A l'hôpital Lariboisière, Bruno Mégarbane a aussi sorti a calculette : "Si on calculait le nombre de contaminations par jour qui auraient dû être constatées pendant le pic épidémique [en février et en mars] on serait plutôt au-delà de 50 000 par jour, détaille-t-il. A ces niveaux, on serait donc à saturation de tous les côtés. Là actuellement, à 9 000 on est en pré-saturation. Tout dépend du niveau de stabilisation."

Il redoute aussi que les renforts venus prêter main forte lors du pic épidémique ne répondent plus à l'appel. "Les gens sont moins motivés. Même à Paris, ça se voit. Ils sont plus fatigués. La dernière fois, il n'y avait que deux régions vraiment atteintes. Les médecins d'Occitanie et de Paca sont venus aider à Paris. Là, ça sera moins le cas. Ils ont leur propres problèmes sur place." remarque le réanimateur.

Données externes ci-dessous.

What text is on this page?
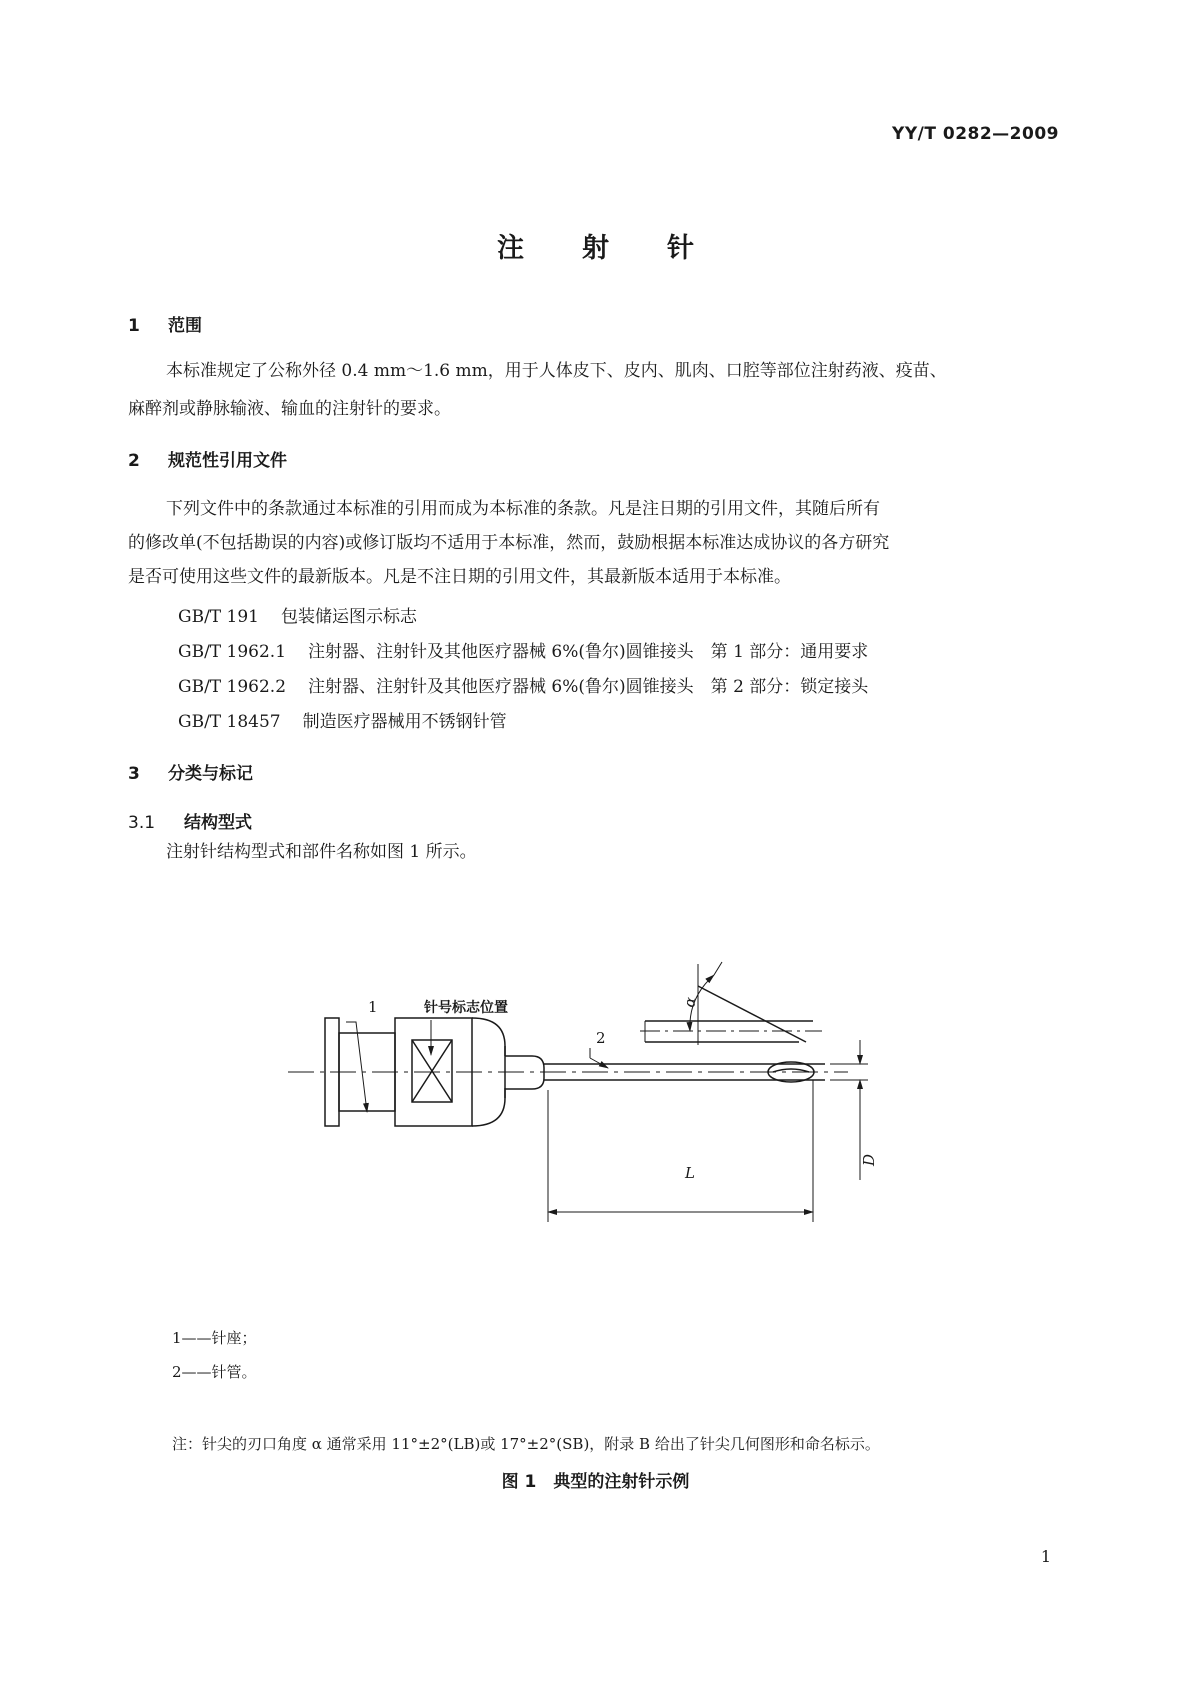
YY/T 0282—2009
注射针
1 范围
本标准规定了公称外径 0.4 mm～1.6 mm，用于人体皮下、皮内、肌肉、口腔等部位注射药液、疫苗、
麻醉剂或静脉输液、输血的注射针的要求。
2 规范性引用文件
下列文件中的条款通过本标准的引用而成为本标准的条款。凡是注日期的引用文件，其随后所有
的修改单(不包括勘误的内容)或修订版均不适用于本标准，然而，鼓励根据本标准达成协议的各方研究
是否可使用这些文件的最新版本。凡是不注日期的引用文件，其最新版本适用于本标准。
GB/T 191 包装储运图示标志
GB/T 1962.1 注射器、注射针及其他医疗器械 6%(鲁尔)圆锥接头　第 1 部分：通用要求
GB/T 1962.2 注射器、注射针及其他医疗器械 6%(鲁尔)圆锥接头　第 2 部分：锁定接头
GB/T 18457 制造医疗器械用不锈钢针管
3 分类与标记
3.1 结构型式
注射针结构型式和部件名称如图 1 所示。
1	针号标志位置
2
L
D
α
1——针座；
2——针管。
注：针尖的刃口角度 α 通常采用 11°±2°(LB)或 17°±2°(SB)，附录 B 给出了针尖几何图形和命名标示。
图 1　典型的注射针示例
1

Si une région arrive à saturation, elle devra se débrouiller plus ou moins seule.

Bruno Mégarbane

à franceinfo

Le démarrage de l'épidémie de grippe saisonnière pourrait rendre la tâche des soignants encore plus ardue. "Il n'y aurait rien de pire pour nous, car on serait obligés de considérer que tous les patients sont Covid et on devrait les séparer les uns des autres. Il faut se vacciner contre la grippe, c'est fondamental", insiste Jean-Michel Constantin, chef du service de réanimation de l'hôpital de la Pitié-Salpêtrière.

Tout va donc dépendre de l'ampleur de cette reprise épidémique. "Si les contaminations concernent un peu plus les sujets à risques, on peut passer d'une situation un peu cool pour les réanimations à quelque chose de beaucoup plus critique", prédit Bruno Mégarbane. "Le facteur essentiel, c'est de faire en sorte que la population se contamine moins et notamment les gens à risques, estime Yves Le Tulzo. Tout dépend de la capacité qu'auront les institutions à maintenir la population dans un état d'esprit tel que les mesures barrières seront respectées."